Water Resources Research Act Program

Details for Project ID 2019SD239B

Assessment and improvement of performance of septic systems in cold climates

Institute: South Dakota
Year Established: 2019 Start Date: 2019-05-31 End Date: 2020-05-30
Total Federal Funds: $10,000 Total Non-Federal Funds: $20,000

Principal Investigators: Stu Geza

Abstract: Approximately 25 percent of South Dakota residents rely upon on-site septic systems for wastewater treatment. About 90 percent of Rapid City’s drinking water originates from groundwater in the Madison aquifer. The Madison aquifer is composed of limestone and dolomite, and is karstic, highly permeable and heterogeneous. Two of the hydrogeologic settings in the Black Hills area are alluvial deposits and karst limestone formations. These aquifers provide the largest single source of drinking water in the Black Hills; however, because of their karstic characteristics, recharge areas for these aquifers are sensitive to contamination. Various studies have indicated that there are several potential sources of contamination in recharge water for the Madison aquifer, including wildlife, livestock, and septic systems. While there is some knowledge of contaminant sources for the groundwater in the aquifer, there is little understanding about contaminant flow paths and potential risks. The goal of this study during the initial phase is to conduct a bench scale investigation of the potential for groundwater and surface water contamination from septic systems under vulnerable soil, geological settings, and climate conditions. The research will be extended to a watershed scale investigation and evaluation of options for effective subsurface treatment system to improve treatment performance. A laboratory experiment will be conducted to assess the performance of local soils, geologic materials and selected media types.

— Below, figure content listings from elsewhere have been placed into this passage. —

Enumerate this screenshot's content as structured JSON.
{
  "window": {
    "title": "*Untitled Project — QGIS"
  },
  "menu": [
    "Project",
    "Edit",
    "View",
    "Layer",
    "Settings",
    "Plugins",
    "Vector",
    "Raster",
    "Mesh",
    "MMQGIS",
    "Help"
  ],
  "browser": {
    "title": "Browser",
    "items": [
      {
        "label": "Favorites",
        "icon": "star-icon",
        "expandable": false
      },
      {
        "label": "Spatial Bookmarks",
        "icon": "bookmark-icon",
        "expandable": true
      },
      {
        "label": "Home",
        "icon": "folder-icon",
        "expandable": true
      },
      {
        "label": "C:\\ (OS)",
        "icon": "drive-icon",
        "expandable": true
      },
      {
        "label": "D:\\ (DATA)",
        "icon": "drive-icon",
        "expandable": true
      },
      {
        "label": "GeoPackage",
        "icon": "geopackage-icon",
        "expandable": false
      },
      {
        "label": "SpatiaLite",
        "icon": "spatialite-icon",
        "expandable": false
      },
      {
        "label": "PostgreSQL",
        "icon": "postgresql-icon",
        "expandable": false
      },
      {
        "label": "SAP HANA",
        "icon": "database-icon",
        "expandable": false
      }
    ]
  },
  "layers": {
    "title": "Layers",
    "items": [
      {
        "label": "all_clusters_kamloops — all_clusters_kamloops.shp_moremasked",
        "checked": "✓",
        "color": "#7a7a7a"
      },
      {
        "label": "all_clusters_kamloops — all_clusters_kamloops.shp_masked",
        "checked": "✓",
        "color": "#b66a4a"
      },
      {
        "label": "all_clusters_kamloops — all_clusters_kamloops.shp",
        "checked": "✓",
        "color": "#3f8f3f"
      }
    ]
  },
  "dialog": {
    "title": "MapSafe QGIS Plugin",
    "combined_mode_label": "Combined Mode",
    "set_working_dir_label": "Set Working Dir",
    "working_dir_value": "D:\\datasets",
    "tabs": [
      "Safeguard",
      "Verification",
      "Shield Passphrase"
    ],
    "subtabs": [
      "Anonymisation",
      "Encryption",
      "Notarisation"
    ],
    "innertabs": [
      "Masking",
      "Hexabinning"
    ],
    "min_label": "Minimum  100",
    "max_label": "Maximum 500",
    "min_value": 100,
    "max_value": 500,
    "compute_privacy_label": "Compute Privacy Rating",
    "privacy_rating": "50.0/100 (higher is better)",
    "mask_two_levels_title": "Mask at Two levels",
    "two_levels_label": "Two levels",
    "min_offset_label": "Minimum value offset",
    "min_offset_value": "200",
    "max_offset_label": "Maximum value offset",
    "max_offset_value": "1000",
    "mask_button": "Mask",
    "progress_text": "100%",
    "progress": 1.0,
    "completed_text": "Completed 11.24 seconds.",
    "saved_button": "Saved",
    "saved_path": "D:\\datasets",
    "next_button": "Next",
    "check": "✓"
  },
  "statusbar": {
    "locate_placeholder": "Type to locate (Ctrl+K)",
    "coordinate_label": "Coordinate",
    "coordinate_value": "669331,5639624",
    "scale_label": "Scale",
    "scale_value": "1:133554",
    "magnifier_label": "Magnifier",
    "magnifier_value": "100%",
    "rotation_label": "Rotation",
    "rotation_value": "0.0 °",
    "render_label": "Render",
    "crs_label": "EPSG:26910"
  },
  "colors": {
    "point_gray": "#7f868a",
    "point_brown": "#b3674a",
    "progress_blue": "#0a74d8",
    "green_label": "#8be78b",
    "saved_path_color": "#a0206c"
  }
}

The experiment will also help identify parameter values such as nitrification, denitrification and sorption rates for native materials and other treatment media (e.g. biochar) that can be used for the development of effective subsurface or mound systems and for assessment of watershed scale impacts. To evaluate effects of temperature, the experiments will be conducted under ambient conditions at two different seasons (winter and summer).